Previous classifications placed a number of other well-known legume species in this genus, but they were subsequently reassigned to the genus Vigna, sometimes necessitating a change of species name. For example, older literature refers to the mung bean as Phaseolus aureus, whereas more modern sources classify it as Vigna radiata. Similarly, the snail bean Vigna caracalla was discovered in 1753 and in 1970 moved from Phaseolus to Vigna.
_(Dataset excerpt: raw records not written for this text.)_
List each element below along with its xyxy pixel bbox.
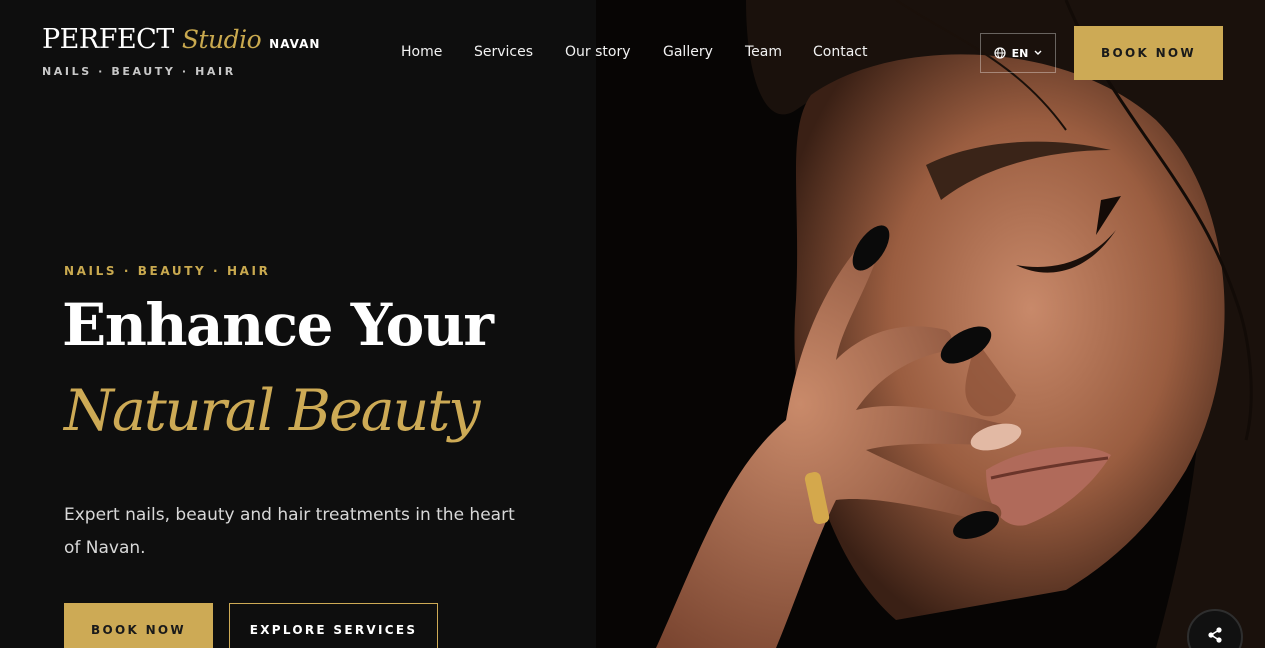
share-icon [1206, 626, 1224, 648]
hero-eyebrow: NAILS · BEAUTY · HAIR [64, 264, 271, 278]
nav-home[interactable]: Home [401, 44, 442, 60]
nav-team[interactable]: Team [745, 44, 782, 60]
nav-gallery[interactable]: Gallery [663, 44, 713, 60]
nav-services[interactable]: Services [474, 44, 533, 60]
hero-title-line1: Enhance Your [62, 291, 494, 359]
hero-photo [596, 0, 1265, 648]
logo-tagline: NAILS · BEAUTY · HAIR [42, 65, 236, 78]
nav-contact[interactable]: Contact [813, 44, 867, 60]
hero-title-line2: Natural Beauty [64, 378, 480, 444]
hero-description: Expert nails, beauty and hair treatments… [64, 505, 515, 558]
nav-our-story[interactable]: Our story [565, 44, 631, 60]
explore-services-button[interactable]: EXPLORE SERVICES [229, 603, 438, 648]
chevron-down-icon [1034, 50, 1042, 56]
language-label: EN [1011, 46, 1029, 60]
language-selector[interactable]: EN [980, 33, 1056, 73]
globe-icon [994, 47, 1006, 59]
header-book-now-button[interactable]: BOOK NOW [1074, 26, 1223, 80]
hero-book-now-button[interactable]: BOOK NOW [64, 603, 213, 648]
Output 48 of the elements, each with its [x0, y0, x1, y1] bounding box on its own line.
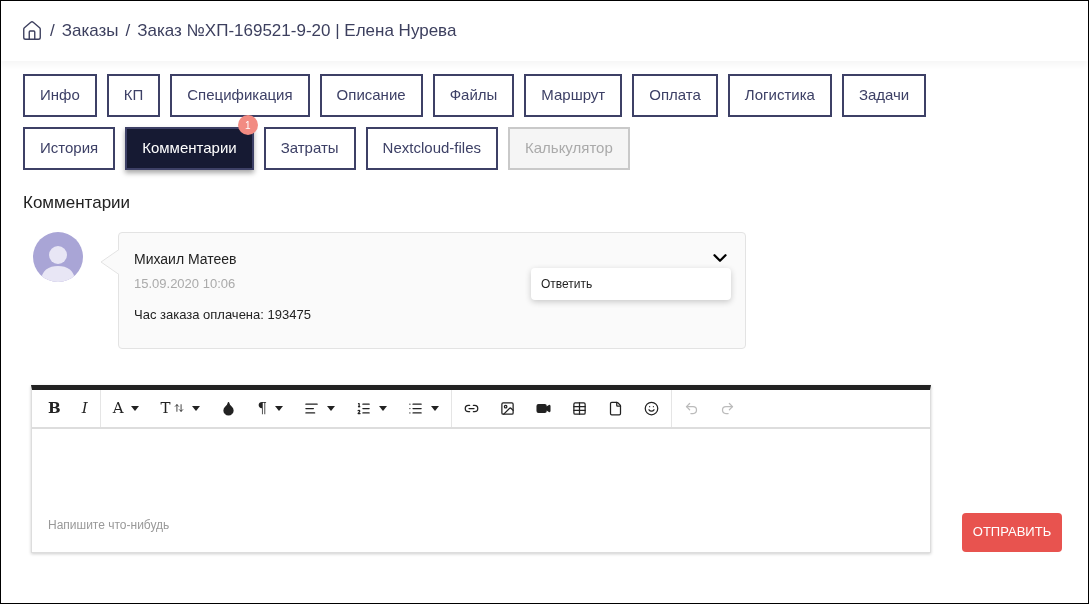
caret-icon — [192, 405, 201, 411]
font-button[interactable]: A — [104, 392, 148, 424]
bold-button[interactable]: B — [40, 392, 69, 424]
tab[interactable]: Nextcloud-files — [365, 127, 498, 170]
droplet-icon — [221, 400, 237, 416]
menu-item[interactable]: Ответить — [531, 274, 731, 293]
tab[interactable]: КП — [106, 74, 161, 117]
tab[interactable]: Логистика — [727, 74, 832, 117]
caret-icon — [327, 405, 336, 411]
bullet-list-icon — [408, 400, 424, 416]
comment-date: 15.09.2020 10:06 — [134, 274, 236, 293]
smiley-icon — [644, 400, 660, 416]
breadcrumb-separator: / — [50, 20, 55, 43]
numbered-list-icon — [356, 400, 372, 416]
align-left-icon — [304, 400, 320, 416]
section-title: Комментарии — [23, 192, 132, 214]
redo-icon — [720, 400, 736, 416]
breadcrumb-separator: / — [125, 20, 131, 43]
image-icon — [500, 400, 516, 416]
tab[interactable]: Маршрут — [524, 74, 623, 117]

The modern understanding of Phaseolus indicates a genus endemic only to the New World.

==Allergenicity==
The Phaseolus plant has an OPALS plant allergy scale rating of 4 out of 10, indicating moderate potential to cause allergic reactions, exacerbated by over-use of the same plant throughout a garden. Leaves can cause skin rash and old plants often carry rust.